Wulan tidak bisa membayangkan hari-harinya menjadi teman sekelas dan teman sebangku Naka. Sesekali Wulan mencuri-curi pandang kearah Naka, melihat wajah tampan Naka yang tertidur di saat guru sedang memberikan materi pelajaran. Dia masih saja seperti itu, selalu tertidur saat pelajaran sedang berlangsung, namun dia selalu mengerti dan bisa menjawab ketika Guru memberikan pertanyaan padanya.
Rasanya tak cukup dan tak akan puas jika hanya mencuri pandang. Wulan menoleh dan menatap wajah Naka lekat, dia tidak khawatir karena saat itu tampaknya Naka masih terlelap. Menatapnya seperti itu sambil tersenyum seperti menunjukan jika dia terobsesi pada Naka.
"Jangan menatapku terus Anthonius. Dengar dan perhatikan penjelasan Gurumu, otakmu belum sepandai otakku." Naka bergumam tanpa membuka matanya.
Mata Wulan terbelalak mendengar ucapan Naka, dia malu karena ketahuan sedang memperhatikan Naka, tetapi dia harus menyembunyikan rasa malunya itu.
Wulan mendesis pelan, dengan perasaan grogi dia menunduk mendekatkan mulutnya dengan telinga Naka.
"Jangan tidur terus Naka ... air liurmu menetes kemana-mana." Ucapnya sembari menyentil dahi Naka dengan keras, membuat pria itu langsung membuka matanya dan mengeluh kesakitan. Dia menatap Wulan dengan wajah kesal dan ingin membalasnya, tetapi terhalang dengan seruan Pak Guru yang menyuruh Wulan membacakan sebuah dialog Bahasa Jerman.
"Also, ich weißt nicht. Das hört sich ja nicht so toll an. (Well i dont know. That doesn't sound so great)." Wulan membacanya dengan pelan dan penuh hati-hati, karena takut salah.
"Wulan perhatikan cara baca ö." Pak Guru menjelaskan cara pengucapan umlaut Jerman. Setelah menjelaskan dan mempraktekan dia kembali meminta Wulan mengulang dialognya. Namun hasilnya masih belum bagus.
"Naka. Giliranmu." Kata Pak Guru, meminta Naka mengucapkan dialog yang sama dengan Wulan.
Naka mengucapkannya tanpa salah, dia begitu lancar seakan-akan itu adalah Bahasa sehari-harinya.
"Aku sudah bilang kan? Otakmu belum sepandai diriku." Ungkapnya bangga.

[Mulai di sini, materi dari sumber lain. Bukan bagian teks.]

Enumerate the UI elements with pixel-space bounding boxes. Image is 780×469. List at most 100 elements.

"Bagaimana bisa kau mengucapkannya dengan lancar?" Tanya Wulan ketika mereka kembali duduk.
"Itu karena aku pintar."
Wulan mendecak, dia kembali mengulurkan tangannya dan mencubit Naka.

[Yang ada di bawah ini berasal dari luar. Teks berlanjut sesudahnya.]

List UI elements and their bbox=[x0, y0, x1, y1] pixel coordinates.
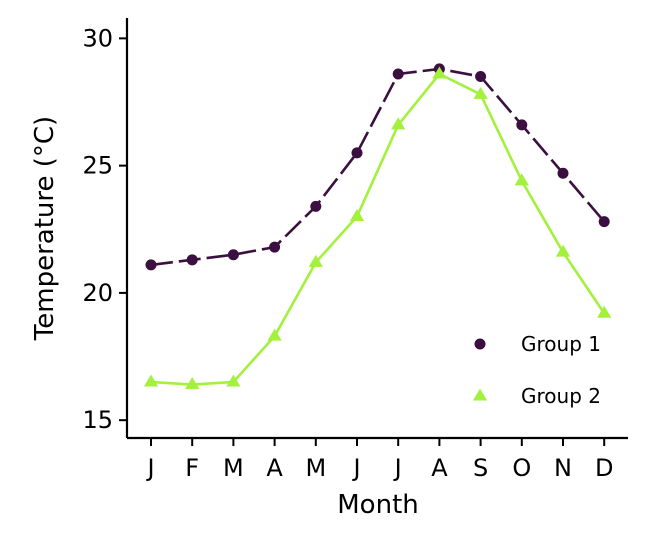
legend-label-1: Group 1 bbox=[521, 332, 601, 356]
x-tick-label: J bbox=[393, 454, 402, 482]
x-axis-title: Month bbox=[337, 490, 419, 520]
y-tick-label: 20 bbox=[82, 279, 113, 307]
series-1-point bbox=[516, 119, 528, 131]
y-ticks: 15 20 25 30 bbox=[82, 24, 127, 434]
series-2-point bbox=[349, 209, 365, 222]
series-2-point bbox=[143, 374, 159, 387]
series-2-point bbox=[514, 173, 529, 186]
axes bbox=[125, 18, 628, 440]
x-tick-label: A bbox=[431, 454, 448, 482]
series-1-point bbox=[145, 259, 157, 271]
y-tick-label: 25 bbox=[82, 152, 113, 180]
series-line-2 bbox=[150, 72, 606, 386]
series-2-point bbox=[226, 374, 241, 387]
series-2-point bbox=[432, 66, 447, 79]
x-tick-label: A bbox=[266, 454, 283, 482]
series-markers bbox=[143, 63, 612, 390]
series-1-point bbox=[351, 147, 363, 159]
series-line-1 bbox=[150, 67, 606, 267]
series-2-point bbox=[597, 305, 612, 318]
y-tick-label: 15 bbox=[82, 406, 113, 434]
x-tick-label: O bbox=[512, 454, 531, 482]
series-1-point bbox=[598, 216, 610, 228]
series-2-point bbox=[473, 86, 488, 99]
x-tick-label: J bbox=[351, 454, 360, 482]
series-2-point bbox=[267, 328, 282, 341]
series-2-point bbox=[185, 377, 200, 390]
series-2-point bbox=[308, 254, 323, 267]
series-1-point bbox=[186, 254, 198, 266]
x-tick-label: J bbox=[145, 454, 154, 482]
legend: Group 1 Group 2 bbox=[472, 332, 601, 408]
y-axis-title: Temperature (°C) bbox=[30, 116, 60, 341]
legend-marker-1 bbox=[474, 338, 486, 350]
x-tick-label: M bbox=[223, 454, 244, 482]
series-1-point bbox=[557, 167, 569, 179]
legend-marker-2 bbox=[472, 388, 488, 401]
y-tick-label: 30 bbox=[82, 24, 113, 52]
series-2-point bbox=[555, 244, 571, 257]
x-tick-label: F bbox=[185, 454, 199, 482]
series-1-point bbox=[227, 249, 239, 261]
series-lines bbox=[150, 67, 606, 386]
legend-label-2: Group 2 bbox=[521, 384, 601, 408]
series-1-point bbox=[310, 200, 322, 212]
x-tick-label: S bbox=[473, 454, 488, 482]
x-tick-label: M bbox=[305, 454, 326, 482]
x-tick-label: N bbox=[554, 454, 572, 482]
series-2-point bbox=[391, 117, 406, 130]
series-1-point bbox=[392, 68, 404, 80]
series-1-point bbox=[269, 241, 281, 253]
series-1-point bbox=[475, 71, 487, 83]
x-tick-label: D bbox=[595, 454, 613, 482]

"Aku sudah ikut kursus Bahasa Jerman. Sekarang level ku sudah di A2. Kau tidak percaya?"
Wulan menggelengkan kepalanya. Dia sendiri saja baru mau ambil kursus Bahasa Inggris, karena Bahasa Inggrisnya masih sangat buruk sementara Naka sudah mencapai level A2 untuk Bahasa Jerman.

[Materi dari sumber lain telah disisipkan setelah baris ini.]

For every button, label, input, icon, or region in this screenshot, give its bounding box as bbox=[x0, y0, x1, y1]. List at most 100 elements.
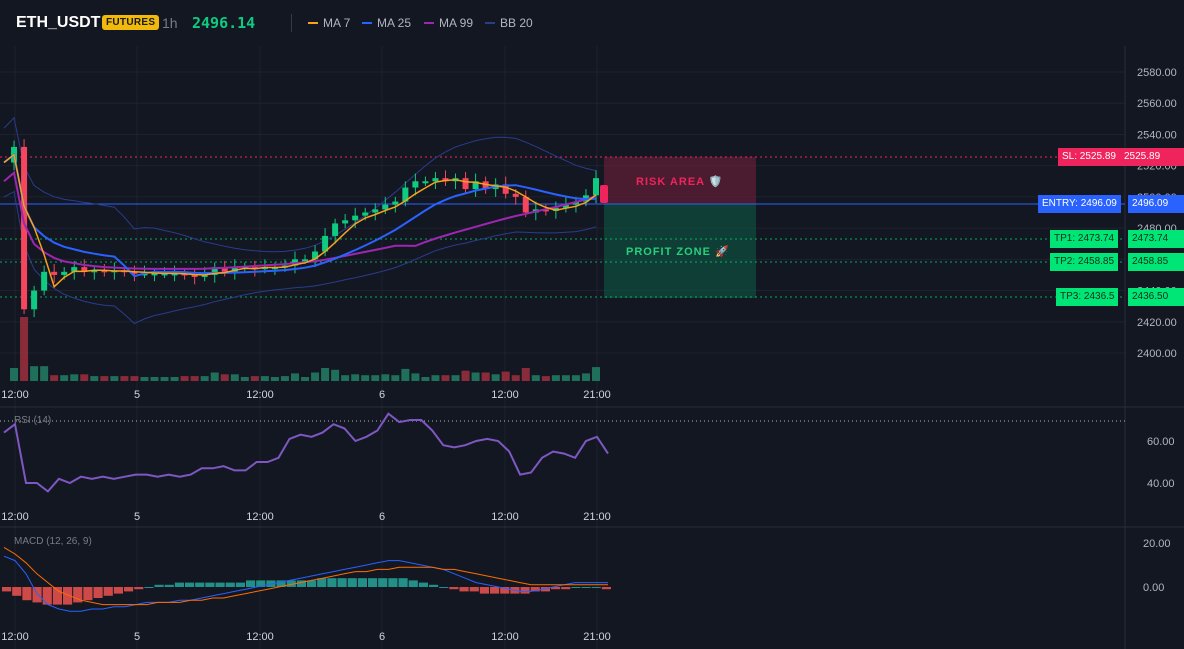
volume-bar bbox=[481, 372, 490, 381]
candle-body bbox=[131, 271, 138, 274]
macd-hist-bar bbox=[347, 578, 357, 587]
macd-hist-bar bbox=[601, 587, 611, 590]
ma25-line bbox=[3, 152, 597, 278]
time-tick-label: 21:00 bbox=[583, 631, 611, 643]
entry-price-tag: 2496.09 bbox=[1128, 195, 1184, 213]
time-axis[interactable]: 12:00 5 12:00 6 12:00 21:00 12:00 5 12:00 6 12:00 2… bbox=[1, 389, 611, 643]
macd-hist-bar bbox=[591, 587, 601, 588]
tp2-tag[interactable]: TP2: 2458.85 bbox=[1050, 253, 1119, 271]
candle-body bbox=[502, 184, 509, 194]
volume-bar bbox=[471, 372, 480, 381]
volume-bar bbox=[290, 373, 299, 381]
volume-bar bbox=[511, 375, 520, 381]
legend-ma7[interactable]: MA 7 bbox=[308, 16, 350, 30]
legend-bb20[interactable]: BB 20 bbox=[485, 16, 533, 30]
volume-bar bbox=[381, 374, 390, 381]
volume-bar bbox=[170, 377, 179, 381]
ma99-swatch bbox=[424, 22, 434, 24]
volume-bar bbox=[571, 375, 580, 381]
macd-hist-bar bbox=[500, 587, 510, 594]
volume-bar bbox=[531, 375, 540, 381]
macd-hist-bar bbox=[408, 580, 418, 587]
tp3-tag[interactable]: TP3: 2436.5 bbox=[1056, 288, 1119, 306]
macd-hist-bar bbox=[368, 578, 378, 587]
macd-hist-bar bbox=[418, 582, 428, 587]
volume-bar bbox=[441, 375, 450, 381]
candle-body bbox=[91, 270, 98, 273]
volume-bar bbox=[20, 317, 29, 381]
tp3-price-tag: 2436.50 bbox=[1128, 288, 1184, 306]
macd-hist-bar bbox=[439, 587, 449, 588]
macd-histogram bbox=[2, 578, 611, 605]
macd-tick-label: 20.00 bbox=[1143, 538, 1171, 550]
legend-ma25[interactable]: MA 25 bbox=[362, 16, 411, 30]
time-tick-label: 12:00 bbox=[1, 631, 29, 643]
timeframe-label[interactable]: 1h bbox=[162, 15, 178, 31]
volume-bar bbox=[90, 376, 99, 381]
candle-body bbox=[593, 178, 599, 196]
volume-bar bbox=[190, 376, 199, 381]
candle-body bbox=[141, 273, 148, 276]
time-tick-label: 12:00 bbox=[491, 631, 519, 643]
price-tick-label: 2540.00 bbox=[1137, 129, 1177, 141]
candle-body bbox=[412, 181, 419, 188]
volume-bar bbox=[250, 376, 259, 381]
tp1-tag-label: TP1: 2473.74 bbox=[1054, 233, 1115, 244]
volume-bar bbox=[270, 377, 279, 381]
volume-bar bbox=[421, 377, 430, 381]
rsi-label[interactable]: RSI (14) bbox=[14, 415, 52, 426]
macd-hist-bar bbox=[561, 587, 571, 590]
tp2-tag-label: TP2: 2458.85 bbox=[1054, 256, 1115, 267]
macd-hist-bar bbox=[449, 587, 459, 590]
volume-bar bbox=[260, 376, 269, 381]
sl-price-tag: 2525.89 bbox=[1120, 148, 1184, 166]
candle-body bbox=[201, 274, 208, 277]
price-tick-label: 2400.00 bbox=[1137, 348, 1177, 360]
sl-tag[interactable]: SL: 2525.89 bbox=[1058, 148, 1120, 166]
tp2-price-tag: 2458.85 bbox=[1128, 253, 1184, 271]
legend-ma99[interactable]: MA 99 bbox=[424, 16, 473, 30]
time-tick-label: 12:00 bbox=[246, 511, 274, 523]
time-tick-label: 12:00 bbox=[246, 389, 274, 401]
candle-body bbox=[211, 267, 218, 275]
macd-hist-bar bbox=[490, 587, 500, 594]
volume-bar bbox=[321, 368, 330, 381]
macd-hist-bar bbox=[22, 587, 32, 601]
volume-bar bbox=[70, 374, 79, 381]
tp1-tag[interactable]: TP1: 2473.74 bbox=[1050, 230, 1119, 248]
time-tick-label: 12:00 bbox=[491, 511, 519, 523]
volume-bar bbox=[140, 377, 149, 381]
candle-body bbox=[342, 220, 349, 224]
bb20-label: BB 20 bbox=[500, 16, 533, 30]
macd-hist-bar bbox=[93, 587, 103, 598]
candle-body bbox=[151, 273, 158, 276]
rsi-line bbox=[3, 412, 609, 493]
volume-bar bbox=[210, 372, 219, 381]
candle-body bbox=[392, 201, 399, 205]
time-tick-label: 21:00 bbox=[583, 389, 611, 401]
candle-body bbox=[332, 223, 339, 236]
symbol-name[interactable]: ETH_USDT bbox=[16, 14, 101, 31]
price-axis[interactable]: 2580.002560.002540.002520.002500.002480.… bbox=[1137, 67, 1177, 594]
volume-bar bbox=[551, 375, 560, 381]
candle-body bbox=[542, 209, 549, 212]
ma7-line bbox=[3, 153, 597, 289]
candle-body bbox=[161, 273, 168, 276]
bb-lower-line bbox=[3, 190, 597, 325]
grid-lines bbox=[0, 46, 1125, 649]
volume-bar bbox=[50, 375, 59, 381]
candle-body bbox=[562, 204, 569, 208]
candle-body bbox=[432, 178, 439, 182]
macd-hist-bar bbox=[530, 587, 540, 592]
volume-bar bbox=[431, 375, 440, 381]
volume-bar bbox=[521, 368, 530, 381]
time-tick-label: 12:00 bbox=[246, 631, 274, 643]
entry-tag[interactable]: ENTRY: 2496.09 bbox=[1038, 195, 1121, 213]
macd-hist-bar bbox=[103, 587, 113, 596]
ma25-swatch bbox=[362, 22, 372, 24]
signal-line bbox=[3, 546, 608, 606]
macd-hist-bar bbox=[113, 587, 123, 594]
macd-label[interactable]: MACD (12, 26, 9) bbox=[14, 536, 92, 547]
volume-bar bbox=[491, 374, 500, 381]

"Benar kau sudah mencapai level A2?"
"Kau mau melihat sertifikatku?"
Wulan menggeleng. "Kau hanya perlu membuktikan padaku, dengan cara mengajariku Bahasa Jerman. Jika aku bisa Bahasa Jerman, aku akui."
Naka terkekeh pelan. "Bilang saja kalau kamu mau aku mengajarimu Bahasa Jerman. Jangan khawatir, kau akan pandai tetapi tetap tak bisa melangkahiku."